I'm going to be blogging my traineeship experiences and hopefully give an insight into starting out in horticulture. I hope that it will show that it's never too late to make that change even though I don't anticipate it being an easy ride. The biggest upside for me to my new career is that

I can start to know again what it is I “actually do” and when my brother (or anyone else) asks me now what I do for a living, I can proudly say ‘Gardener’, and that makes me feel good.

Friday, May 13, 2011

Urban Physic Garden

Being only gainfully employed (or should I say volunteered?) one day a week at The Chelsea Physic Garden at the moment, I thought I would check out the new kid in town: The Urban Physic Garden.  It is going to be a great pop-up garden in Borough, pretty much opposite The Jerwood Space.  The people behind it are a collective of designers, urban growers and would-be alchemists, keen to transform neglected spaces into community gardens.  This neglected site was actually a bombsite in a former incarnation and if I'm honest it still looks like one......

The bombsite.
Planter no.1. Credits:  Sue Palmer & Capability Jones
At the moment, it's more urban than garden but it has grand ideas for itself and I can see the potential.  You wouldn't believe it from the pictures but in about 3 weeks' time this space will be filled with herbs and plants, mostly with medicinal properties - some of them will be in the lovely planters that I built with two of the other volunteers, Sue and Charlotte.

 When they said that we should make the planters in a rustic style, I don't think they realised that I actually come from the countryside where their idea of fixing a gap in the hedge is to drive a decrepit truck into the gap and leave it - of course an old bath is also an alternative method.  Anyway, we went rustic in a big style as you can see.
Branching out with Planter no.2.  Credits:  Charlotte Grimshaw & Capability Jones

Their website promises that "this summer in the Urban Physic Garden there will be a festival of talks, workshops, film screenings and events.  It will be an outside space where a range of people can come together to explore the role of plants in science, health, well-being and the environment"  - what's not to like?

I for one am delighted to be involved and will definitely be dragging along Mr CJ to some of the events.  I also know that they are always keen for people to get involved in whatever way they can, so check out their website and see if there's anything you can do to support this excellent project

Wednesday, April 27, 2011

HBGB Trainee

So, I went for my interview at Myddleton House for the HBGB trainee role (Historic and Botanic Gardens Bursary Scheme - funded by Heritage Lottery Fund) on Thursday and was offered a place at The Chelsea Physic Garden starting in September - hurray!  I think I aced the interview with my plant ID, especially identifying Japanese knotweed correctly - Fallopia japonica, family Polygonaceae.  Of course I swotted up beforehand  and saw that Mr Bowles was fond of the pernicious weed and so I duly learnt the Latin name and family!

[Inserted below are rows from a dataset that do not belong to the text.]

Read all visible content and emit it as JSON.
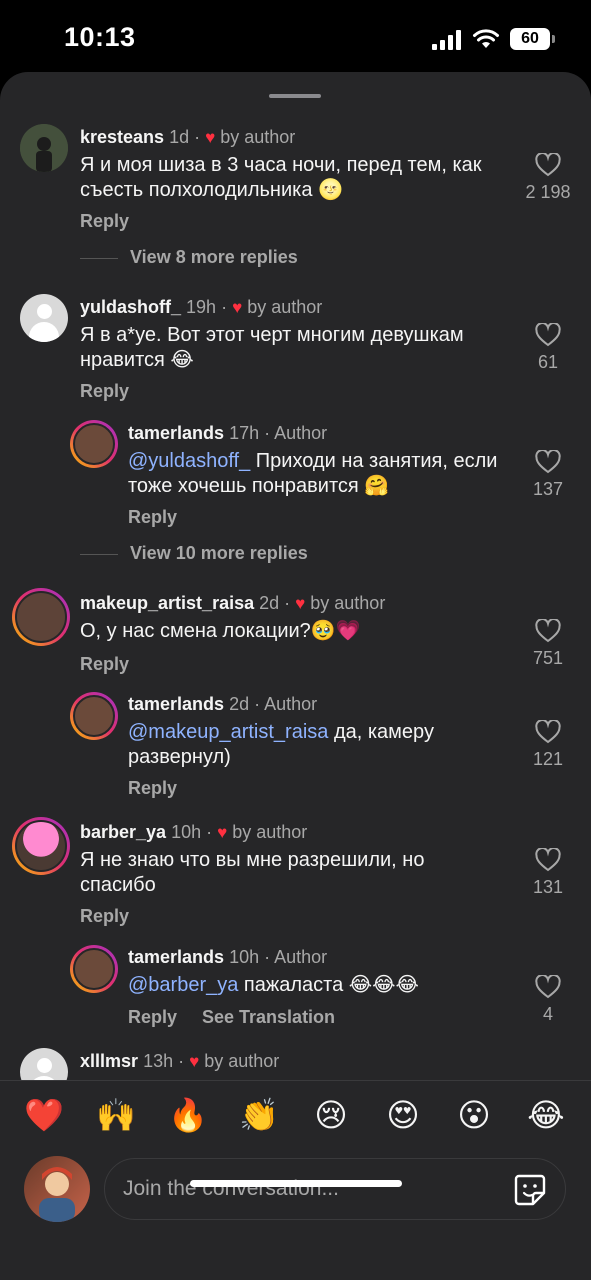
{
  "status": {
    "time": "10:13",
    "battery": "60"
  },
  "comments": [
    {
      "user": "kresteans",
      "time": "1d",
      "liked_by": "by author",
      "text": "Я и моя шиза в 3 часа ночи, перед тем, как съесть полхолодильника 🌝",
      "reply": "Reply",
      "likes": "2 198",
      "view_more": "View 8 more replies"
    },
    {
      "user": "yuldashoff_",
      "time": "19h",
      "liked_by": "by author",
      "text": "Я в а*уе. Вот этот черт многим девушкам нравится 😂",
      "reply": "Reply",
      "likes": "61",
      "sub": {
        "user": "tamerlands",
        "time": "17h",
        "tag": "Author",
        "mention": "@yuldashoff_",
        "text": " Приходи на занятия, если тоже хочешь понравится 🤗",
        "reply": "Reply",
        "likes": "137"
      },
      "view_more": "View 10 more replies"
    },
    {
      "user": "makeup_artist_raisa",
      "time": "2d",
      "liked_by": "by author",
      "text": "О, у нас смена локации?🥹💗",
      "reply": "Reply",
      "likes": "751",
      "sub": {
        "user": "tamerlands",
        "time": "2d",
        "tag": "Author",
        "mention": "@makeup_artist_raisa",
        "text": " да, камеру развернул)",
        "reply": "Reply",
        "likes": "121"
      }
    },
    {
      "user": "barber_ya",
      "time": "10h",
      "liked_by": "by author",
      "text": "Я не знаю что вы мне разрешили, но спасибо",
      "reply": "Reply",
      "likes": "131",
      "sub": {
        "user": "tamerlands",
        "time": "10h",
        "tag": "Author",
        "mention": "@barber_ya",
        "text": " пажаласта 😂😂😂",
        "reply": "Reply",
        "see_translation": "See Translation",
        "likes": "4"
      }
    },
    {
      "user": "xlllmsr",
      "time": "13h",
      "liked_by": "by author"
    }
  ],
  "reactions": [
    "❤️",
    "🙌",
    "🔥",
    "👏",
    "😢",
    "😍",
    "😮",
    "😂"
  ],
  "composer": {
    "placeholder": "Join the conversation..."
  },
  "colors": {
    "sheet": "#262628",
    "mention": "#8fb3ff",
    "heart": "#ff3040"
  }
}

Incidentally, the garden at Myddleton House is absolutely lovely and is going through huge regeneration currently but all in line with how E A Bowles (the original owner) originally had it.  I particularly liked the bed that he named "The Lunatic Asylum" which had all the plants that he thought that were a bit strange; this included the Monkey Puzzle tree (Araucaria araucana - Araucariaceae) which is my favourite plant of all time.  "What is your favourite plant?" is a familiar question in horticultural interviews and the Monkey Puzzle is mine - this is a bit embarrassing to admit to, but what can you do?  As one interviewer recently said on hearing this "We won't hold it against you" but I think he did as I didn't get the job.

I am beyond excited - I can't wait until people ask me what I do for a living and I can tell them I am a gardener; it's a dream come true..............  Watch this space.